Does the body one is trying to persuade possess the authority and capacity to
produce the outcome? Asking a body for something that it lacks the authority to
produce cannot succeed. For example, a body that is a party to a contract
cannot provide or produce an outcome that will require it to change the
contract to which it is committed without the agreement of the other parties to
the contract. Asking government for additional funding after it has passed its
budget is unlikely to succeed because it requires altering a decision to which
the government has committed itself.
Asking for something
of which other school boards also believe they are deserving puts the
government in an awkward position. It cannot give to one board something that
all or most boards believe they need. And asking a government to do something
that is contrary to their political commitments is also unrealistic.
The
challenges that school boards face in advocating with senior governments are
formidable and numerous. All school boards have limited resources (time, money,
and personnel) they can dedicate to advocacy efforts. Resources are even more
limited in smaller boards. Governments
have many competing priorities. Health care, housing affordability, poverty
reduction, homelessness, and climate change are more likely to be ahead of education
on government’s agenda.
Education
– like most public issues – occurs in a complex policy landscape that most
school boards do not consider when they decide to advocate for their interests.

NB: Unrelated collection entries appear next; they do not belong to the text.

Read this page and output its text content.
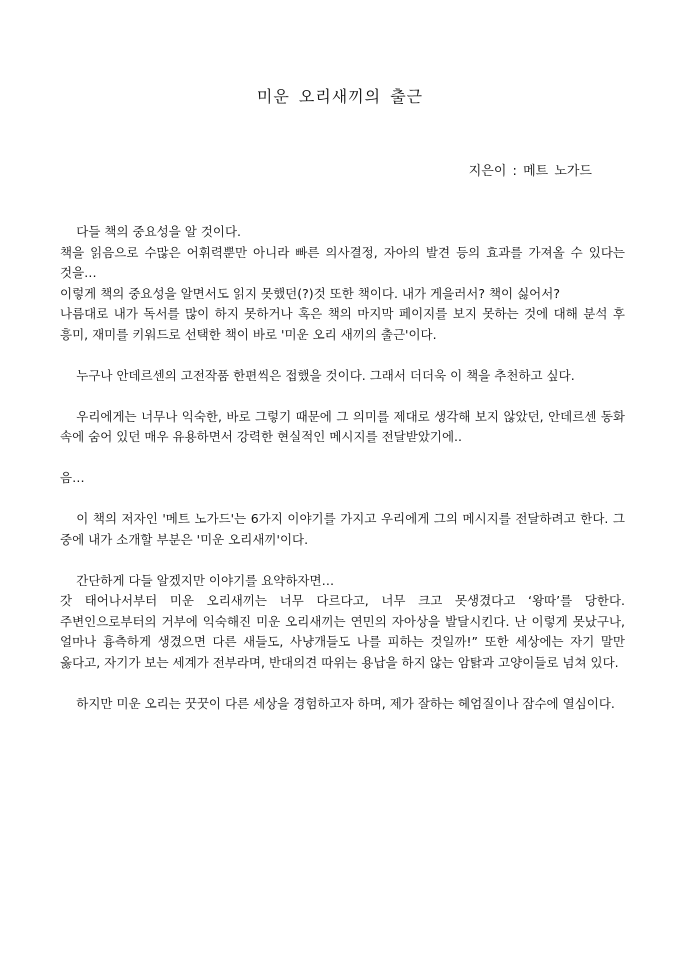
미운 오리새끼의 출근
지은이 : 메트 노가드

다들 책의 중요성을 알 것이다.

책을 읽음으로 수많은 어휘력뿐만 아니라 빠른 의사결정, 자아의 발견 등의 효과를 가져올 수 있다는 것을…

이렇게 책의 중요성을 알면서도 읽지 못했던(?)것 또한 책이다. 내가 게을러서? 책이 싫어서?

나름대로 내가 독서를 많이 하지 못하거나 혹은 책의 마지막 페이지를 보지 못하는 것에 대해 분석 후 흥미, 재미를 키워드로 선택한 책이 바로 '미운 오리 새끼의 출근'이다.

누구나 안데르센의 고전작품 한편씩은 접했을 것이다. 그래서 더더욱 이 책을 추천하고 싶다.

우리에게는 너무나 익숙한, 바로 그렇기 때문에 그 의미를 제대로 생각해 보지 않았던, 안데르센 동화 속에 숨어 있던 매우 유용하면서 강력한 현실적인 메시지를 전달받았기에..

음…

이 책의 저자인 '메트 노가드'는 6가지 이야기를 가지고 우리에게 그의 메시지를 전달하려고 한다. 그 중에 내가 소개할 부분은 '미운 오리새끼'이다.

간단하게 다들 알겠지만 이야기를 요약하자면…

갓 태어나서부터 미운 오리새끼는 너무 다르다고, 너무 크고 못생겼다고 ‘왕따’를 당한다. 주변인으로부터의 거부에 익숙해진 미운 오리새끼는 연민의 자아상을 발달시킨다. 난 이렇게 못났구나, 얼마나 흉측하게 생겼으면 다른 새들도, 사냥개들도 나를 피하는 것일까!” 또한 세상에는 자기 말만 옳다고, 자기가 보는 세계가 전부라며, 반대의견 따위는 용납을 하지 않는 암탉과 고양이들로 넘쳐 있다.

하지만 미운 오리는 꿋꿋이 다른 세상을 경험하고자 하며, 제가 잘하는 헤엄질이나 잠수에 열심이다.
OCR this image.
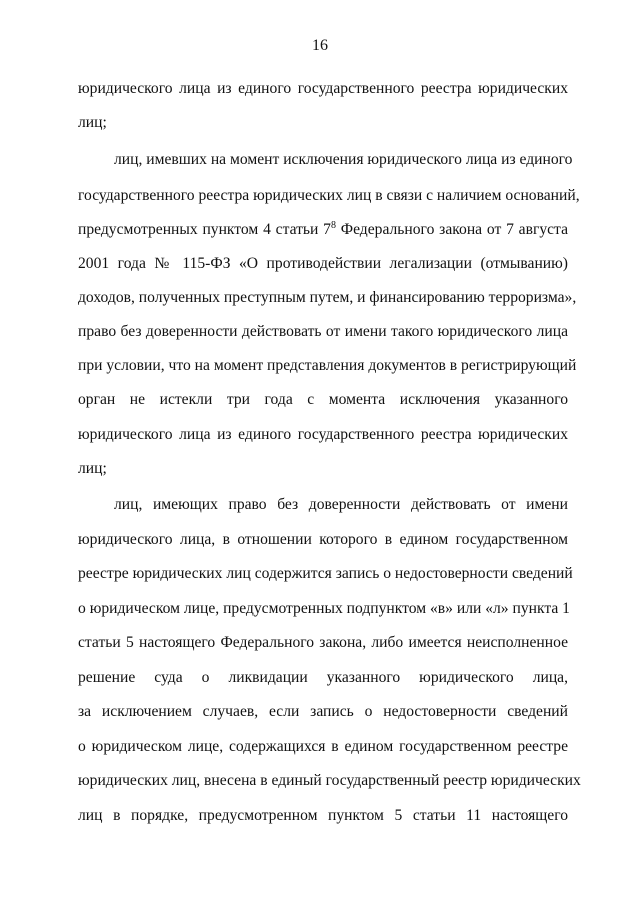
16
юридического лица из единого государственного реестра юридических
лиц;
лиц, имевших на момент исключения юридического лица из единого
государственного реестра юридических лиц в связи с наличием оснований,
предусмотренных пунктом 4 статьи $7^8$ Федерального закона от 7 августа
2001 года № 115-ФЗ «О противодействии легализации (отмыванию)
доходов, полученных преступным путем, и финансированию терроризма»,
право без доверенности действовать от имени такого юридического лица
при условии, что на момент представления документов в регистрирующий
орган не истекли три года с момента исключения указанного
юридического лица из единого государственного реестра юридических
лиц;
лиц, имеющих право без доверенности действовать от имени
юридического лица, в отношении которого в едином государственном
реестре юридических лиц содержится запись о недостоверности сведений
о юридическом лице, предусмотренных подпунктом «в» или «л» пункта 1
статьи 5 настоящего Федерального закона, либо имеется неисполненное
решение суда о ликвидации указанного юридического лица,
за исключением случаев, если запись о недостоверности сведений
о юридическом лице, содержащихся в едином государственном реестре
юридических лиц, внесена в единый государственный реестр юридических
лиц в порядке, предусмотренном пунктом 5 статьи 11 настоящего
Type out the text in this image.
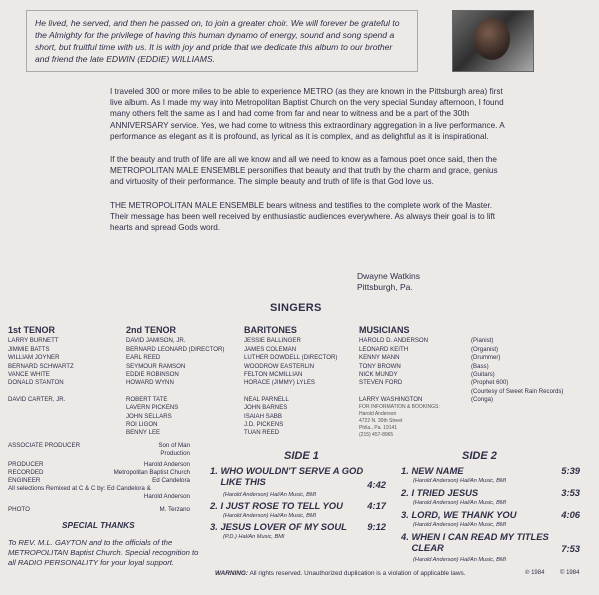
He lived, he served, and then he passed on, to join a greater choir. We will forever be grateful to the Almighty for the privilege of having this human dynamo of energy, sound and song spend a short, but fruitful time with us. It is with joy and pride that we dedicate this album to our brother and friend the late EDWIN (EDDIE) WILLIAMS.

I traveled 300 or more miles to be able to experience METRO (as they are known in the Pittsburgh area) first live album. As I made my way into Metropolitan Baptist Church on the very special Sunday afternoon, I found many others felt the same as I and had come from far and near to witness and be a part of the 30th ANNIVERSARY service. Yes, we had come to witness this extraordinary aggregation in a live performance. A performance as elegant as it is profound, as lyrical as it is complex, and as delightful as it is inspirational.

If the beauty and truth of life are all we know and all we need to know as a famous poet once said, then the METROPOLITAN MALE ENSEMBLE personifies that beauty and that truth by the charm and grace, genius and virtuosity of their performance. The simple beauty and truth of life is that God love us.

THE METROPOLITAN MALE ENSEMBLE bears witness and testifies to the complete work of the Master. Their message has been well received by enthusiastic audiences everywhere. As always their goal is to lift hearts and spread Gods word.

Dwayne Watkins
Pittsburgh, Pa.
SINGERS
1st TENOR
LARRY BURNETT
JIMMIE BATTS
WILLIAM JOYNER
BERNARD SCHWARTZ
VANCE WHITE
DONALD STANTON
DAVID CARTER, JR.
2nd TENOR
DAVID JAMISON, JR.
BERNARD LEONARD (DIRECTOR)
EARL REED
SEYMOUR RAMSON
EDDIE ROBINSON
HOWARD WYNN
ROBERT TATE
LAVERN PICKENS
JOHN SELLARS
ROI LIGON
BENNY LEE
BARITONES
JESSIE BALLINGER
JAMES COLEMAN
LUTHER DOWDELL (DIRECTOR)
WOODROW EASTERLIN
FELTON MCMILLIAN
HORACE (JIMMY) LYLES
NEAL PARNELL
JOHN BARNES
ISAIAH SABB
J.D. PICKENS
TUAN REED
MUSICIANS
HAROLD D. ANDERSON	(Pianist)
LEONARD KEITH	(Organist)
KENNY MANN	(Drummer)
TONY BROWN	(Bass)
NICK MUNDY	(Guitars)
STEVEN FORD	(Prophet 600)
(Courtesy of Sweet Rain Records)
LARRY WASHINGTON	(Conga)
FOR INFORMATION & BOOKINGS:
Harold Anderson
4722 N. 30th Street
Phila., Pa. 19141
(215) 457-8965
ASSOCIATE PRODUCER	Son of Man
Production
PRODUCER	Harold Anderson
RECORDED	Metropolitan Baptist Church
ENGINEER	Ed Candelora
All selections Remixed at C & C by: Ed Candelora &
Harold Anderson
PHOTO	M. Terzano
SPECIAL THANKS
To REV. M.L. GAYTON and to the officials of the METROPOLITAN Baptist Church. Special recognition to all RADIO PERSONALITY for your loyal support.
SIDE 1
1. WHO WOULDN'T SERVE A GOD LIKE THIS	4:42
(Harold Anderson) Hal/An Music, BMI
2. I JUST ROSE TO TELL YOU	4:17
(Harold Anderson) Hal/An Music, BMI
3. JESUS LOVER OF MY SOUL 9:12
(P.D.) Hal/An Music, BMI
SIDE 2
1. NEW NAME	5:39
(Harold Anderson) Hal/An Music, BMI
2. I TRIED JESUS	3:53
(Harold Anderson) Hal/An Music, BMI
3. LORD, WE THANK YOU	4:06
(Harold Anderson) Hal/An Music, BMI
4. WHEN I CAN READ MY TITLES CLEAR	7:53
(Harold Anderson) Hal/An Music, BMI
WARNING: All rights reserved. Unauthorized duplication is a violation of applicable laws.	℗ 1984	© 1984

How does the issue about which the school board wishes to advocate align with government’s
beliefs and commitments? Can addressing the issue that the school board wishes
to have addressed help government achieve its priorities and commitments?
Supply the evidence.
Advocacy
efforts are inherently political. They are about whose values will be approved
and supported, and whose will not. It is important to understand the interests
and agendas at play. The campaign is not simply the “ask.” The campaign must include
consideration of how, to whom, and by whom the request will be made. I’ll
address these issues in my next blog.